A great real-world example is Visa's "everywhere you want to be." The perception of MasterCard or Discover is that they're not accepted in as many places as Visa. Rather than say that explicitly, they use a simple statement that defines their advantage over the competition's percieved weakness.

Lesson #3 - Operationalize your brand

What does that mean? It means that your brand, in order to be effective, has to be reflected throughout your organization. Not just in your logo or your tagline, but in the way the phones are answered an in the way your sales staff sells. It's in your billing and collection practices as well as your customer service procedure.
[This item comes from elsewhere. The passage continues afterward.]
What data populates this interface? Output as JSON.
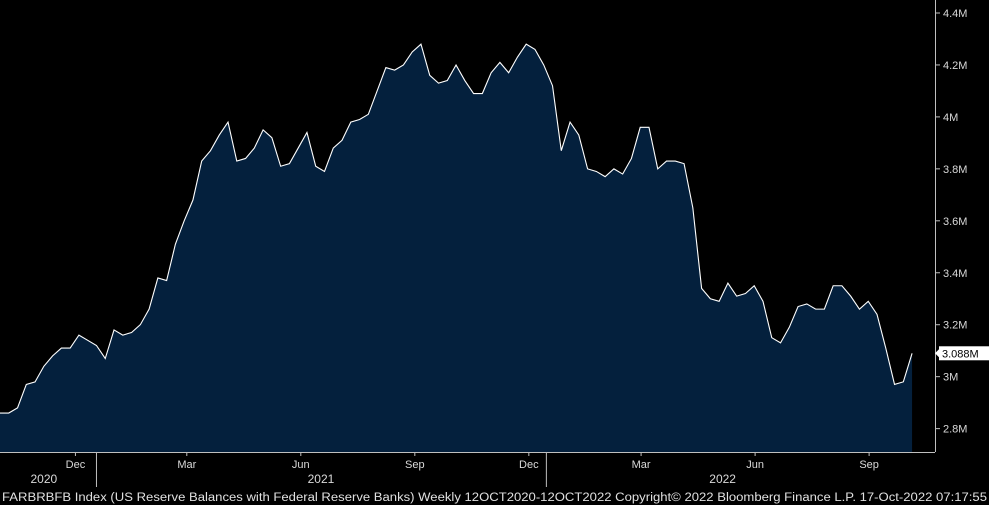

It should show up in the entire operation of your business and every employee should know it, understand it, believe it, and exemplify it.

Every campaign had surrogates, but the Obama campaign's surrogates seemed to have the same script wherever they went, and it was the same script that Obama had. Their message remained consistent from the senior level, to the volunteer level. They had several checks and balances built into their organizational structure designed to keep every aspect of the campaign on-message.

Your brand should be seen and felt throughout your organization. This allows for consistent communication of your brand to every customer, every time. Without that consistency you won't be successful in establishing penetration for your brand.

There are lots of other great lessons to be gleaned from the election cycle. Let me know if you agree or what others you might have noticed.

1 people have left comments

Joyce said:

excellent. looking forward to other marketing parallels from this election cycle.